Other popular means being used to capture data are smartwatches or spy cameras.
FRAUD COSTING THE SECTOR MILLIONS
A reliable source in the BPO sector told The Sunday Gleaner that fraud costs the industry more than US$50 million in revenue annually.
In the early days of the local BPO sector when data security protocols were far less stringent, clients’ personal information – ranging from financial records to social security numbers – became fair game for unscrupulous employees and their associates to enrich themselves.
Montego Bay soon became the epicentre for the lottery scam or advance-fee fraud, which raked in more than $300 million annually to the underground economy. The BPO sector was considered the leading feeder for scammers to acquire the lead sheets or lists with the personal data of unsuspecting victims, mainly elderly Americans.
Although scores of players have been collared by local and international law enforcement teams, the illicit activities continue.

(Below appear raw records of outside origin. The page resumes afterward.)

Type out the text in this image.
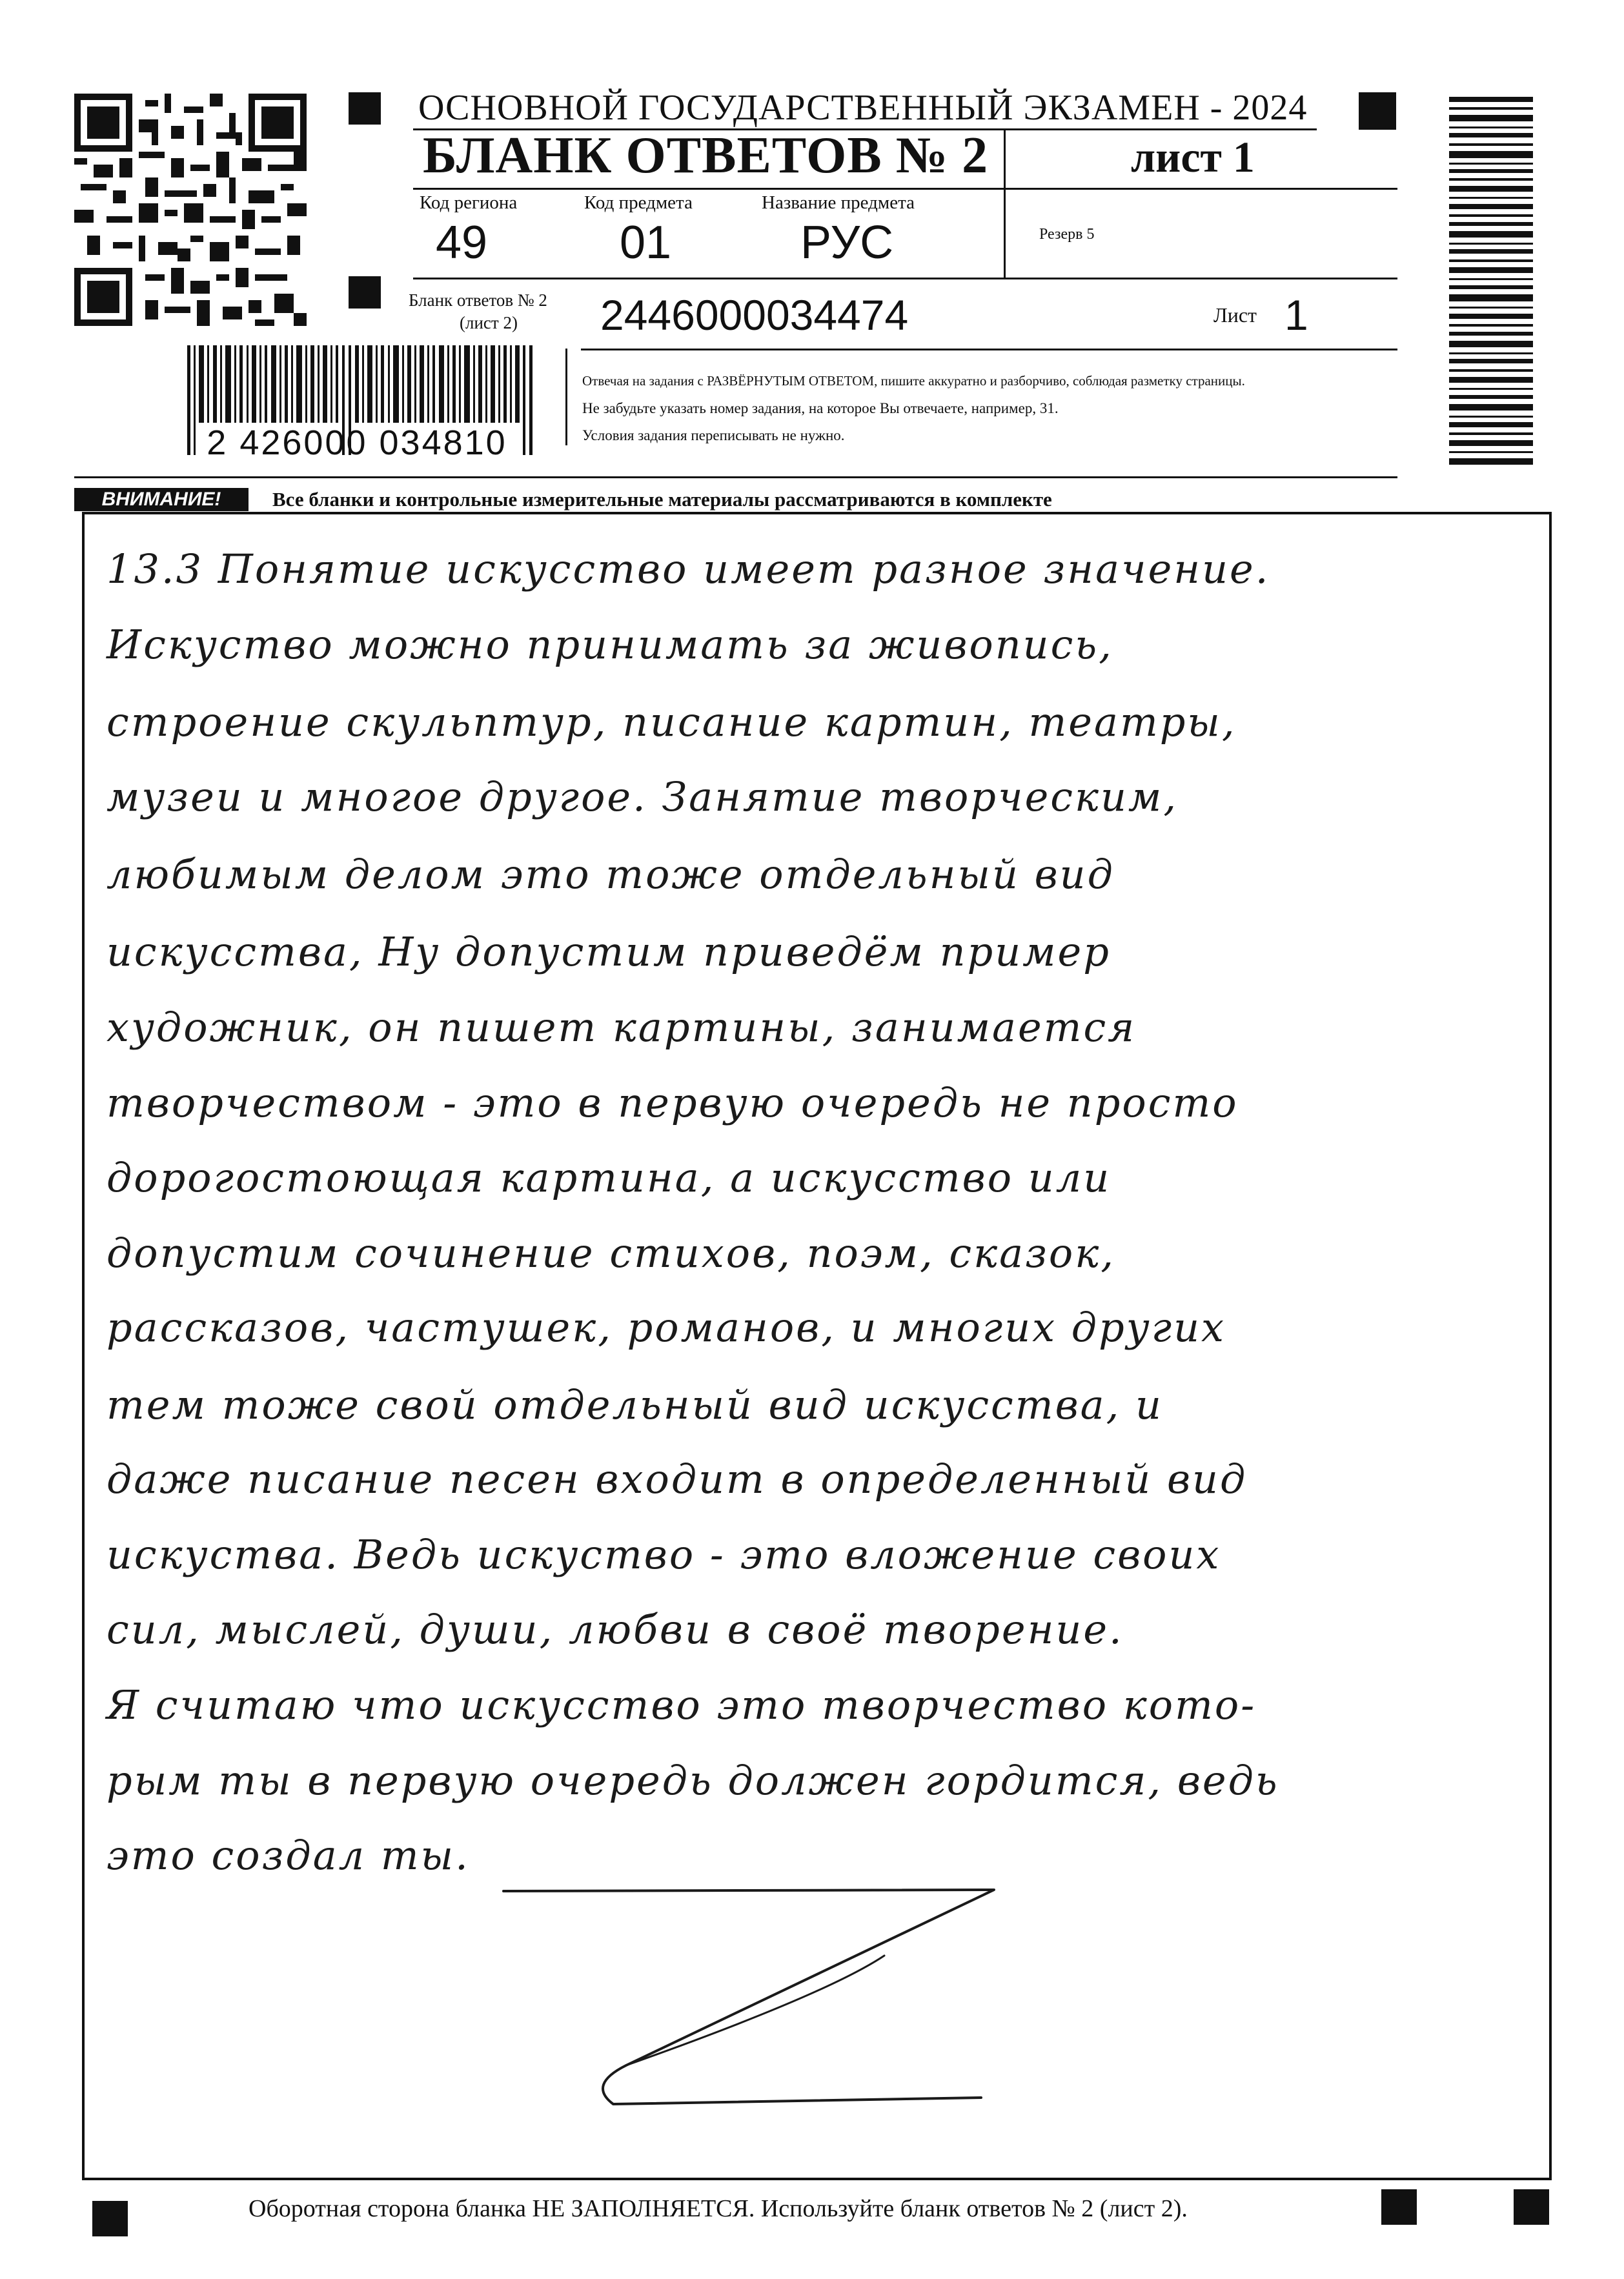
2 426000 034810
ОСНОВНОЙ ГОСУДАРСТВЕННЫЙ ЭКЗАМЕН - 2024
БЛАНК ОТВЕТОВ № 2	лист 1
Код региона
49
Код предмета
01
Название предмета
РУС	Резерв 5
Бланк ответов № 2
(лист 2) 2446000034474	Лист 1
Отвечая на задания с РАЗВЁРНУТЫМ ОТВЕТОМ, пишите аккуратно и разборчиво, соблюдая разметку страницы.
Не забудьте указать номер задания, на которое Вы отвечаете, например, 31.
Условия задания переписывать не нужно.
ВНИМАНИЕ!	Все бланки и контрольные измерительные материалы рассматриваются в комплекте
13.3 Понятие искусство имеет разное значение.
Искуство можно принимать за живопись,
строение скульптур, писание картин, театры,
музеи и многое другое. Занятие творческим,
любимым делом это тоже отдельный вид
искусства, Ну допустим приведём пример
художник, он пишет картины, занимается
творчеством - это в первую очередь не просто
дорогостоющая картина, а искусство или
допустим сочинение стихов, поэм, сказок,
рассказов, частушек, романов, и многих других
тем тоже свой отдельный вид искусства, и
даже писание песен входит в определенный вид
искуства. Ведь искуство - это вложение своих
сил, мыслей, души, любви в своё творение.
Я считаю что искусство это творчество кото-
рым ты в первую очередь должен гордится, ведь
это создал ты.
Оборотная сторона бланка НЕ ЗАПОЛНЯЕТСЯ. Используйте бланк ответов № 2 (лист 2).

SECURITY DEPENDS ON STRENGTH OF SYSTEMS
According to Anand Biradar, president of the Global Services Association of Jamaica, the strength of a system depends on how robust a company and its clients’ infrastructure are.
“Mostly, they are safe, but there could be vulnerabilities,” he said, pointing out that most BPOs do site visits before entering into work-from-home arrangements with staff.

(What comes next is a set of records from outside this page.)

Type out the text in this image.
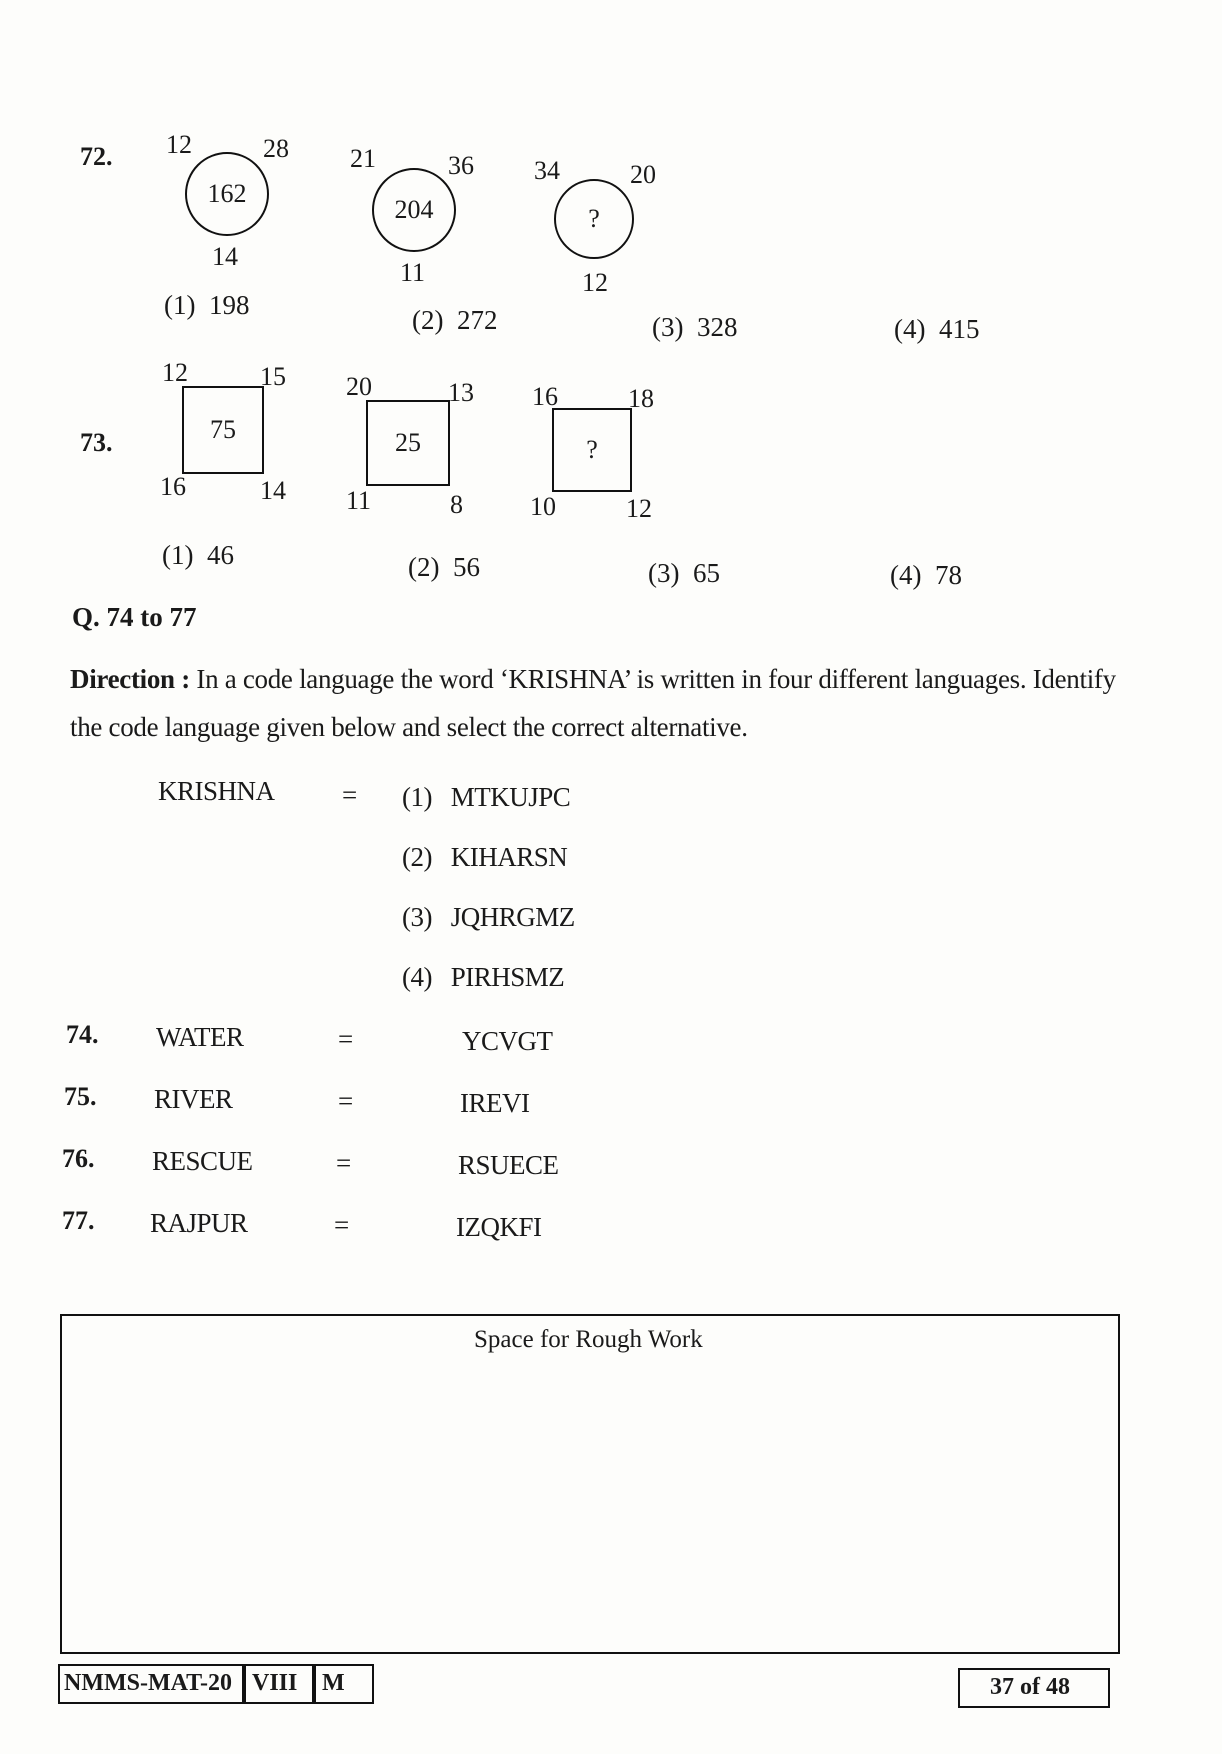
72. 12	28
162
14
21	36
204
11
34	20
?
12
(1) 198	(2) 272	(3) 328	(4) 415
73.
12	15
75
16	14
20	13
25
11	8
16	18
?
10	12
(1) 46	(2) 56	(3) 65	(4) 78
Q. 74 to 77
Direction : In a code language the word ‘KRISHNA’ is written in four different languages. Identify
the code language given below and select the correct alternative.
KRISHNA = (1) MTKUJPC
(2) KIHARSN
(3) JQHRGMZ
(4) PIRHSMZ
74. WATER	=	YCVGT
75. RIVER	=	IREVI
76. RESCUE	=	RSUECE
77. RAJPUR	=	IZQKFI
Space for Rough Work
NMMS-MAT-20 VIII M	37 of 48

Biradar said that while such arrangements will continue, it will be on a lesser scale, with more than 80 per cent of tasks being done from the company sites. But he refused to comment on the value of loss to the sector.
“Majority of the systems use masking technology [to not show financial information] and automated financial information capture (IVR),” he told The Sunday Gleaner. “In some instances, cameras are installed, while home audits are conducted frequently.”
Systems are also in place to block features like screen capture, and the copy and paste function, while USB access is normally disabled.
With millions of investment dollars at stake, outsourcing operators in Jamaica have had to work hard to retain the contracts of major overseas companies, instituting a raft of strict security measures to protect data, including subjecting staff to searches on entering or leaving the premises. Outcries of violations of the rights of the workers were quickly rebutted by operators, who charged that unconventional measures were necessary to counter the increase in scamming.
Biradar is only aware of one incident of fraud currently before the local criminal court, but said a solution to ensure stricter background checks for potential workers in the industry is on the way.